When I ask people on our courses how their presentation went they often say “It didn’t flow.” I ask them to elaborate and they say “I stumbled, I had mind blanks, and I had to start sentences again because they didn’t make sense.”

I then ask the audience how they found the presentation – they often don’t notice the issues which loomed so large for the presenter.

It’s not pleasant to be stumbling your way through a presentation. You’d like to feel that your brain and mouth are perfectly in sync and that words are just flowing effortlessly out of your mouth. That may feel good to you when you’re presenting, but it’s not necessarily good for the audience.  Don’t aim to replace your stumbles with a continuous flow.

Think of a continuous flow of water out of a hose. Just as it’s difficult to drink all the water flowing out of a hose – even for a dog, it’s difficult to process a continuous flow of words.

Photo by CaptPiper

Photo by CaptPiper

Just as we need gaps to swallow water, we need gaps to process words.

Consider written information. There are phrases, commas, sentences, full-stops, bulleted lists, and paragraphs. They break up the information into discrete chunks. Now imagine a page full of a continuous flow of words. You’d throw up your hands in horror.
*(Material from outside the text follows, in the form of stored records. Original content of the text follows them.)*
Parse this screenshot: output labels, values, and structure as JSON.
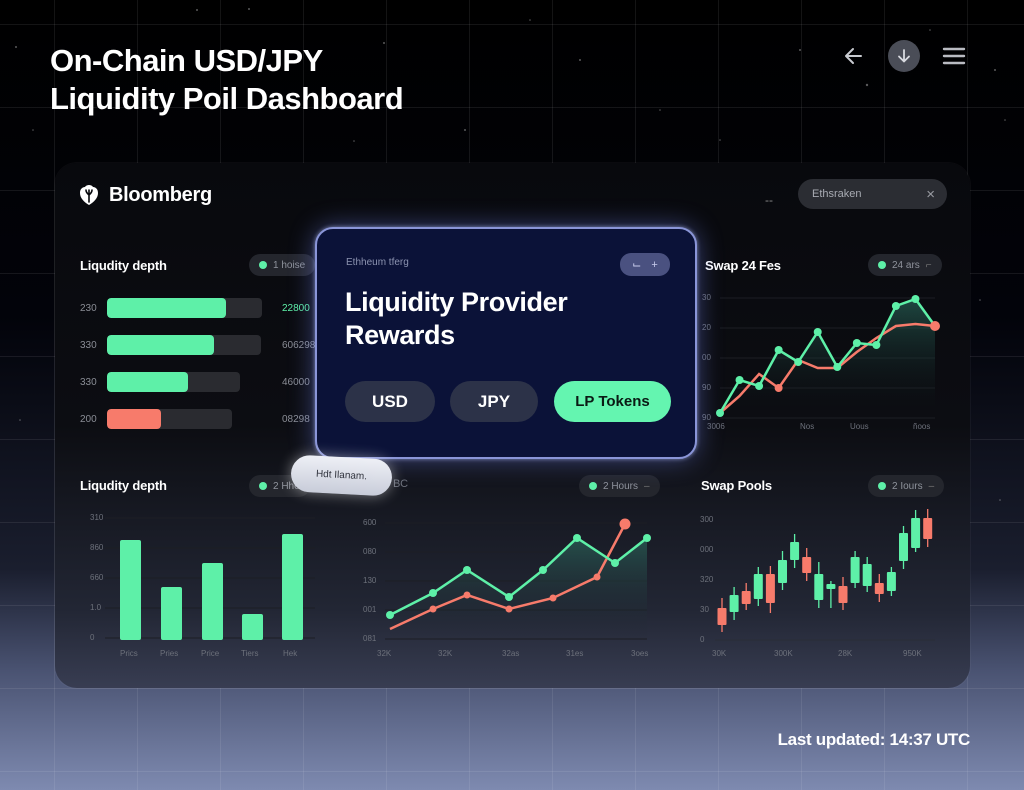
{
  "page": {
    "title": "On-Chain USD/JPY\nLiquidity Poil Dashboard",
    "last_updated": "Last updated: 14:37 UTC"
  },
  "top_icons": [
    "back-arrow-icon",
    "download-icon",
    "menu-icon"
  ],
  "panel": {
    "brand": "Bloomberg",
    "dash": "--",
    "search": {
      "placeholder": "Ethsraken",
      "clear": "×"
    }
  },
  "colors": {
    "accent_green": "#5ef0a8",
    "accent_red": "#f77b6b",
    "modal_bg": "#0b1238",
    "modal_border": "#8a95d8"
  },
  "liquidity_depth_top": {
    "title": "Liqudity depth",
    "chip": "1 hoise",
    "rows": [
      {
        "label": "230",
        "fill": 119,
        "track": 155,
        "color": "#5ef0a8",
        "value": "22800",
        "value_color": "#5ef0a8"
      },
      {
        "label": "330",
        "fill": 107,
        "track": 154,
        "color": "#5ef0a8",
        "value": "606298",
        "value_color": "#8a8d95"
      },
      {
        "label": "330",
        "fill": 81,
        "track": 133,
        "color": "#5ef0a8",
        "value": "46000",
        "value_color": "#8a8d95"
      },
      {
        "label": "200",
        "fill": 54,
        "track": 125,
        "color": "#f77b6b",
        "value": "08298",
        "value_color": "#8a8d95"
      }
    ]
  },
  "modal": {
    "subtitle": "Ethheum tferg",
    "control": [
      "⌙",
      "+"
    ],
    "title": "Liquidity Provider\nRewards",
    "buttons": [
      {
        "label": "USD",
        "active": false
      },
      {
        "label": "JPY",
        "active": false
      },
      {
        "label": "LP Tokens",
        "active": true
      }
    ]
  },
  "tooltip": {
    "text": "Hdt Ilanam."
  },
  "swap_fees": {
    "title": "Swap 24 Fes",
    "chip": "24 ars",
    "y_ticks": [
      "30",
      "20",
      "00",
      "90",
      "90"
    ],
    "x_ticks": [
      "3006",
      "Nos",
      "Uous",
      "ñoos"
    ]
  },
  "liquidity_depth_bottom": {
    "title": "Liqudity depth",
    "chip": "2 Hhe",
    "y_ticks": [
      "310",
      "860",
      "660",
      "1.0",
      "0"
    ],
    "x_ticks": [
      "Prics",
      "Pries",
      "Price",
      "Tiers",
      "Hek"
    ]
  },
  "middle_line": {
    "chip": "2 Hours",
    "behind_text": "BC",
    "y_ticks": [
      "600",
      "080",
      "130",
      "001",
      "081"
    ],
    "x_ticks": [
      "32K",
      "32K",
      "32as",
      "31es",
      "3oes"
    ]
  },
  "swap_pools": {
    "title": "Swap Pools",
    "chip": "2 Iours",
    "y_ticks": [
      "300",
      "000",
      "320",
      "30",
      "0"
    ],
    "x_ticks": [
      "30K",
      "300K",
      "28K",
      "950K"
    ]
  },
  "chart_data": [
    {
      "type": "bar",
      "title": "Liqudity depth",
      "orientation": "horizontal",
      "categories": [
        "230",
        "330",
        "330",
        "200"
      ],
      "values": [
        77,
        69,
        61,
        43
      ],
      "value_labels": [
        "22800",
        "606298",
        "46000",
        "08298"
      ]
    },
    {
      "type": "line",
      "title": "Swap 24 Fes",
      "y_ticks": [
        "90",
        "90",
        "00",
        "20",
        "30"
      ],
      "x_ticks": [
        "3006",
        "Nos",
        "Uous",
        "ñoos"
      ],
      "series": [
        {
          "name": "green",
          "color": "#5ef0a8",
          "values": [
            5,
            38,
            32,
            68,
            56,
            86,
            51,
            75,
            73,
            112,
            119,
            92
          ]
        },
        {
          "name": "red",
          "color": "#f77b6b",
          "values": [
            5,
            22,
            44,
            30,
            58,
            50,
            50,
            66,
            80,
            92,
            94,
            92
          ]
        }
      ]
    },
    {
      "type": "bar",
      "title": "Liqudity depth",
      "categories": [
        "Prics",
        "Pries",
        "Price",
        "Tiers",
        "Hek"
      ],
      "values": [
        100,
        53,
        77,
        26,
        106
      ],
      "y_ticks": [
        "0",
        "1.0",
        "660",
        "860",
        "310"
      ]
    },
    {
      "type": "line",
      "title": "",
      "y_ticks": [
        "081",
        "001",
        "130",
        "080",
        "600"
      ],
      "x_ticks": [
        "32K",
        "32K",
        "32as",
        "31es",
        "3oes"
      ],
      "series": [
        {
          "name": "green",
          "color": "#5ef0a8",
          "values": [
            26,
            48,
            71,
            44,
            71,
            103,
            78,
            103
          ]
        },
        {
          "name": "red",
          "color": "#f77b6b",
          "values": [
            12,
            32,
            46,
            32,
            43,
            64,
            117
          ]
        }
      ]
    },
    {
      "type": "candlestick",
      "title": "Swap Pools",
      "y_ticks": [
        "0",
        "30",
        "320",
        "000",
        "300"
      ],
      "x_ticks": [
        "30K",
        "300K",
        "28K",
        "950K"
      ],
      "candles": [
        {
          "o": 32,
          "c": 15,
          "h": 42,
          "l": 8,
          "up": false
        },
        {
          "o": 28,
          "c": 45,
          "h": 53,
          "l": 20,
          "up": true
        },
        {
          "o": 49,
          "c": 36,
          "h": 57,
          "l": 30,
          "up": false
        },
        {
          "o": 41,
          "c": 66,
          "h": 73,
          "l": 34,
          "up": true
        },
        {
          "o": 66,
          "c": 37,
          "h": 74,
          "l": 27,
          "up": false
        },
        {
          "o": 57,
          "c": 80,
          "h": 89,
          "l": 50,
          "up": true
        },
        {
          "o": 80,
          "c": 98,
          "h": 106,
          "l": 72,
          "up": true
        },
        {
          "o": 83,
          "c": 67,
          "h": 92,
          "l": 59,
          "up": false
        },
        {
          "o": 40,
          "c": 66,
          "h": 78,
          "l": 32,
          "up": true
        },
        {
          "o": 51,
          "c": 56,
          "h": 59,
          "l": 32,
          "up": true
        },
        {
          "o": 54,
          "c": 37,
          "h": 63,
          "l": 30,
          "up": false
        },
        {
          "o": 57,
          "c": 83,
          "h": 89,
          "l": 52,
          "up": true
        },
        {
          "o": 54,
          "c": 76,
          "h": 83,
          "l": 48,
          "up": true
        },
        {
          "o": 57,
          "c": 46,
          "h": 66,
          "l": 38,
          "up": false
        },
        {
          "o": 49,
          "c": 68,
          "h": 73,
          "l": 44,
          "up": true
        },
        {
          "o": 79,
          "c": 107,
          "h": 114,
          "l": 71,
          "up": true
        },
        {
          "o": 92,
          "c": 122,
          "h": 130,
          "l": 88,
          "up": true
        },
        {
          "o": 122,
          "c": 101,
          "h": 131,
          "l": 93,
          "up": false
        }
      ]
    }
  ]
}
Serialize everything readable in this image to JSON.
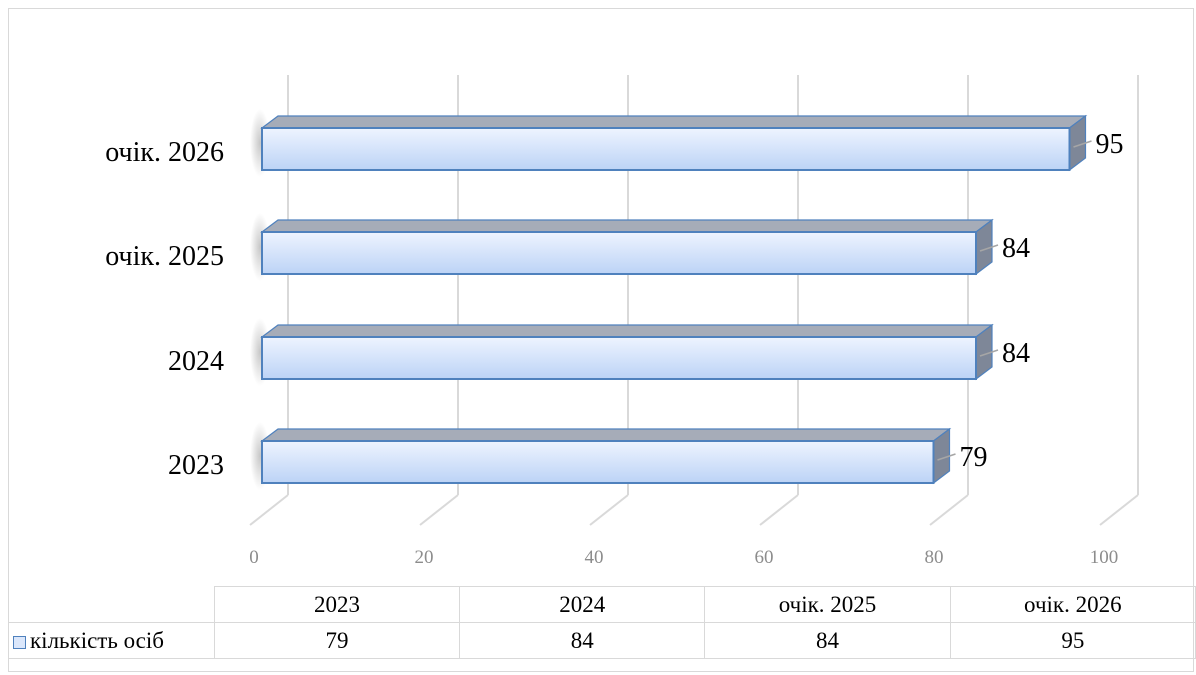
{
  "chart_data": {
    "type": "bar",
    "orientation": "horizontal",
    "style": "3d",
    "categories": [
      "2023",
      "2024",
      "очік. 2025",
      "очік. 2026"
    ],
    "series": [
      {
        "name": "кількість осіб",
        "values": [
          79,
          84,
          84,
          95
        ],
        "color": "#c6d9f8"
      }
    ],
    "xlim": [
      0,
      100
    ],
    "x_ticks": [
      "0",
      "20",
      "40",
      "60",
      "80",
      "100"
    ],
    "grid": true,
    "data_labels": true,
    "data_table": true,
    "title": "",
    "xlabel": "",
    "ylabel": ""
  },
  "colors": {
    "bar_front_top": "#eef4ff",
    "bar_front_bottom": "#bcd3f6",
    "bar_edge": "#4f81bd",
    "bar_top": "#a6acb8",
    "bar_side": "#7e8798",
    "gridline": "#d9d9d9",
    "tick_label": "#8c8c8c"
  }
}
For the audience it’s better if the words come in discrete chunks.

Those stumbles, mind blanks and restarts provide the audience with time to process your words. Now I get that it would be better to proactively provide the audience with time to process – rather than it be an incidental consequence of your mistakes.

Chunking

You can do this by using a technique called chunking (I’ve written about chunking before as a solution for people who are told they speak too fast) . Chunking means talking in a rhythm which has you deliver chunks of words with short silences in between the chunks of words. The key is developing the rhythm of chunking. Here’s a video of Tony Blair chunking:

[Update: This video is no longer working – I’ll find another one to demonstrate chunking as soon as I can.]

Chunking gives your audience time to process and also has major benefits for you:

  1. It will help you avoid stumbling over your words.
  2. It will keep your brain and mouth in sync and so prevent mind blanks.
  3. It will give you time to think so that you don’t start a dead-end sentence.

The distinction between chunking and pausing

Chunking has the end-result of incorporating pauses into your speech. But it’s a very different technique. Deciding to pause is easy, doing it is hard. You have to remember each time that you want to pause. Some people mark up a script to help them remember to pause. That’s really going to help you come across as natural and authentic!

Chunking has you focus on a rhythm that you can easily maintain. Once you’re in that rhythm, the pauses come naturally.

So freeze that continuous flow of water, cut it into chunks, and deliver it one chunk at a time to your audience.